THE RIVER THAT WENT TO THE SEA
EVERY NIGHT AFTER kissing mother, mashing her warm sweet hugeness into his small arms, and rubbing the abrasive cheek of father, so full of the odor of tobacco and machinery, he would run to the bathroom and stand enchanted with the secret note in his hand, poised, ready to send it on its way. And the note would read, “Dear Mermaid, I am Tom Spaulding and I live at 11 South Saint James in Green Town, Illinois and—”
Then he would press the toilet handle. The clear cool waters would gush with a throttling roar down the tile throat. At the very last moment, he would drop his secret note into the vanishing river. The waters would cease flowing. All would be quiet. The note was gone. He would stand for a moment thinking, It’s going on down to the sea, now, way on down to the sea. And then he would go to bed. I wonder if she’s reading it now, he thought, lying there. I wonder if she is.
OVER, OVER, OVER, OVER, OVER, OVER, OVER, OVER!
IN CHILDHOOD HE saw the yellow rubber ball flung over the topmost slats of the house, pause against the Illinois summer sky and come dribbling down the opposite side, while the children sang.
“Over, over, over!
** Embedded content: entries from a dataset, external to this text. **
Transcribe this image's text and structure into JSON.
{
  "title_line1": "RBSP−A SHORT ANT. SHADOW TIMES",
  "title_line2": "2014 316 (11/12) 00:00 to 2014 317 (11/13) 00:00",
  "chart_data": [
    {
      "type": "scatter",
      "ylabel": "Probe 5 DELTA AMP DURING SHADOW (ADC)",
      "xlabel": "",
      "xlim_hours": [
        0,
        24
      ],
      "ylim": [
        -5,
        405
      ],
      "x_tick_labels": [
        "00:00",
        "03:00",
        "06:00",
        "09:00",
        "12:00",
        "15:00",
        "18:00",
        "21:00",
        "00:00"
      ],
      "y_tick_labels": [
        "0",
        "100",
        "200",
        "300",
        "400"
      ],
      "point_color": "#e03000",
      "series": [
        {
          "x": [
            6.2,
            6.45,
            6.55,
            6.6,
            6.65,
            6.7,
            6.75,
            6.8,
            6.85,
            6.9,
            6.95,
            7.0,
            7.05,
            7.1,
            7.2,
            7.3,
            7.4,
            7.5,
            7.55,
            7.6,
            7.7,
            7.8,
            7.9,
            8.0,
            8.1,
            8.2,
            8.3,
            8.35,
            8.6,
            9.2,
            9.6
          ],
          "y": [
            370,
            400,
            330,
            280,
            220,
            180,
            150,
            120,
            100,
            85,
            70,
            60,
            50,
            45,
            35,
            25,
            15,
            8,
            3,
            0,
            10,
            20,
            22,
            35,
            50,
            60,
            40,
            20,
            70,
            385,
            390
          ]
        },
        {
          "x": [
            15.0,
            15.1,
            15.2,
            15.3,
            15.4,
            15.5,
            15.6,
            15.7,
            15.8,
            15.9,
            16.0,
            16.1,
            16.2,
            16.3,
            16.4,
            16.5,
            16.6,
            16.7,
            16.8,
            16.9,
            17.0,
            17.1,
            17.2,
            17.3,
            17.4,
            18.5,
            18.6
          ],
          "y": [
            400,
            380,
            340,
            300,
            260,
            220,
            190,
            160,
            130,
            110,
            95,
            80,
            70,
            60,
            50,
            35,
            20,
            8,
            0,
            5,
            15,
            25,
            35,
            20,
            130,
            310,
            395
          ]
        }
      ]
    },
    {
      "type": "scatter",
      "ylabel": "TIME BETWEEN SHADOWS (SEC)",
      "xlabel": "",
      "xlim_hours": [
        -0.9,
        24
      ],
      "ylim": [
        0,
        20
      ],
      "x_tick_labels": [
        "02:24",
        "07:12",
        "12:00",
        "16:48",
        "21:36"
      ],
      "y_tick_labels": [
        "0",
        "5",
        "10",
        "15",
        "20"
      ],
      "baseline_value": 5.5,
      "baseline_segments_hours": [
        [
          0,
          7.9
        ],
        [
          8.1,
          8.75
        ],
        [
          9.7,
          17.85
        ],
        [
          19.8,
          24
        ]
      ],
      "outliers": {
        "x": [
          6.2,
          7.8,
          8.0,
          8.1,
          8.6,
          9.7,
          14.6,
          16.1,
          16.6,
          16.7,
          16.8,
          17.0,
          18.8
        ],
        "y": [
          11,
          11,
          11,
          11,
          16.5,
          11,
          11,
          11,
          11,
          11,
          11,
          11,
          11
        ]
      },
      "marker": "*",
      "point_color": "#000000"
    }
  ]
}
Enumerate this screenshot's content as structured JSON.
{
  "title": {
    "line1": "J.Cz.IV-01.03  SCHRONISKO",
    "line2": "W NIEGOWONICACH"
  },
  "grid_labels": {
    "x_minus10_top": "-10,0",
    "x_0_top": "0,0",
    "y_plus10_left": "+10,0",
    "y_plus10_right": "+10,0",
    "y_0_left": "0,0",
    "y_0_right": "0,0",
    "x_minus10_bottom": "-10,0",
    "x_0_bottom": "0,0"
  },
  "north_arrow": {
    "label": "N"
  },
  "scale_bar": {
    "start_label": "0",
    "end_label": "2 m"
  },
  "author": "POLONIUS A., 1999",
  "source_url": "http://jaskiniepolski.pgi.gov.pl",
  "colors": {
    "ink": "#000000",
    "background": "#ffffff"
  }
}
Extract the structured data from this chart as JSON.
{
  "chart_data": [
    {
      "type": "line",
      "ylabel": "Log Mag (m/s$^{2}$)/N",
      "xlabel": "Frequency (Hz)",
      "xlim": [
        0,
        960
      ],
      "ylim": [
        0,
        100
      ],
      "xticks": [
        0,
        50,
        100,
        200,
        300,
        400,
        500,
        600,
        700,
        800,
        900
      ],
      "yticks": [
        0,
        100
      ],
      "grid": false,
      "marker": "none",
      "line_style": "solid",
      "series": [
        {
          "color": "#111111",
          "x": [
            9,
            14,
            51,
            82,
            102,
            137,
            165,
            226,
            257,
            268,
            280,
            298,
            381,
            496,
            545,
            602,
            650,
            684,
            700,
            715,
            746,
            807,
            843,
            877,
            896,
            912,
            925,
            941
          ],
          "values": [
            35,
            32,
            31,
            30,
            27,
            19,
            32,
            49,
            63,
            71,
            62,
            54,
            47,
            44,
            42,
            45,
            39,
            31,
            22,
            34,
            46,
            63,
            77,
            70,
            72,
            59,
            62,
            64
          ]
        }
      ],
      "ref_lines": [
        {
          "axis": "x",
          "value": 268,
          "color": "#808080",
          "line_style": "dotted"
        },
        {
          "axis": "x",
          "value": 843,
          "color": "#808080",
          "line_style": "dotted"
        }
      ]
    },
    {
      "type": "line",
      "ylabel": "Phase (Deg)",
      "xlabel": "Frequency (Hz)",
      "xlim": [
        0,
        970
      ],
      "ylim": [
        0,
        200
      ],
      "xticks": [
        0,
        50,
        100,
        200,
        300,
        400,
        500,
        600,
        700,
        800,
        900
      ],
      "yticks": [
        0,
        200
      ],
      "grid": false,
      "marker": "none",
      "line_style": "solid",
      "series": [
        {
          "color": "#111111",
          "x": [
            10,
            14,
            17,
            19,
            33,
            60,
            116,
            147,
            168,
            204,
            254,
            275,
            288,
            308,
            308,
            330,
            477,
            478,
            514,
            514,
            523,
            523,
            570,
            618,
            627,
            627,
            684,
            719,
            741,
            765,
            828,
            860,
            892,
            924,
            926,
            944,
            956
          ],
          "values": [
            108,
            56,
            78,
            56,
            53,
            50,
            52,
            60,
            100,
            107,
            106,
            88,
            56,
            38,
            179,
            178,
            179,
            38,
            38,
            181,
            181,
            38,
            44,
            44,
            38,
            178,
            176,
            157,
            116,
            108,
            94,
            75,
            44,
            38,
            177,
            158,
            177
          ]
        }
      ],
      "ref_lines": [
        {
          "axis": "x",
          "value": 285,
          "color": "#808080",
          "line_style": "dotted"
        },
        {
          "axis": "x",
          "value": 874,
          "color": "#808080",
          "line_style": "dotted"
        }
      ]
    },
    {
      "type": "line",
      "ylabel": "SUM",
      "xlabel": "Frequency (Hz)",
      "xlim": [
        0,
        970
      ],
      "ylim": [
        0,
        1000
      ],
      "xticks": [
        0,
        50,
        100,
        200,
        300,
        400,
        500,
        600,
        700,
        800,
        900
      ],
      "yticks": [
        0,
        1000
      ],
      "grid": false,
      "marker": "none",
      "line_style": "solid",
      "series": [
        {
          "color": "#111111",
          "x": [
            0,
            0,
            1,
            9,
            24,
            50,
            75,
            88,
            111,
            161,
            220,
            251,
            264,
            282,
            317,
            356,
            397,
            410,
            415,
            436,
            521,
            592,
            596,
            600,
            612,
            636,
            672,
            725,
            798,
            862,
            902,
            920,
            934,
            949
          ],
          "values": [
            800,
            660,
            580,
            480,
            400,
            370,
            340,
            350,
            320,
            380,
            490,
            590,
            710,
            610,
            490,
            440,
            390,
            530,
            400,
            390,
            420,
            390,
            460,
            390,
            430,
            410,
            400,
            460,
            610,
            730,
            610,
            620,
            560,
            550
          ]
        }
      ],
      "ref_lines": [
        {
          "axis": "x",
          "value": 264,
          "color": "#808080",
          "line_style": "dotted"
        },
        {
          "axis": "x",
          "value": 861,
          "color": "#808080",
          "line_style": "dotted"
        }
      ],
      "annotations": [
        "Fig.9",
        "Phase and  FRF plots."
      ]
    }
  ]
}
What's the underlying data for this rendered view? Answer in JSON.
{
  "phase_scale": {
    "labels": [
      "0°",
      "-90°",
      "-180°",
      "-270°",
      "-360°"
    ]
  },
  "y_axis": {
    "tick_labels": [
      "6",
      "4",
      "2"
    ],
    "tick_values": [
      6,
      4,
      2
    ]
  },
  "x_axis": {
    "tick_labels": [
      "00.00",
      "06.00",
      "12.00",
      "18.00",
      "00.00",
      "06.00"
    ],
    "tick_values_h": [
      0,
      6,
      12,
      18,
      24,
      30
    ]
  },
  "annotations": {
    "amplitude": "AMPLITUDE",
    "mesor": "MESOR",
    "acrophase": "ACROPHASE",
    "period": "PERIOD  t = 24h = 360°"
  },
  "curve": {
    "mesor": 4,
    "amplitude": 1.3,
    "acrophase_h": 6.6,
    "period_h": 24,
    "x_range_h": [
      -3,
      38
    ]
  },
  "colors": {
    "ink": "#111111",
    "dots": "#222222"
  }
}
Over, Annie, over!”
Sometimes it sounded like a person calling a dog.
“Rover, rover, rover!” they cried. “Rover, any Rover?”
On the moist green lawn at seven in the evening when the distant clatter of dishes told of mother cleansing them in the house, as shadows were spread like carpets for them to sit on, they began to play the game.
“Pick a word?” asked Hilda, flopping her buttery coils of hair. “Umm.” She squinched her nose until the freckles were lost. “How about ‘storm’?”
The seven other children digested the word. They looked at each other with questions in their shadowsy eyes. “Yes,” someone said. “Yes,” everyone agreed. “Let’s try storm.”
“Storm, storm, storm, storm, storm, storm!” they cried. “Storm, storm, storm, storm, storm, storm, storm, storm, storm!”
Then they stopped abruptly, withheld their mirth a moment and one of them said, “What does that mean? Storm? Is it a word? It sounds so queer. That isn’t a word at all!”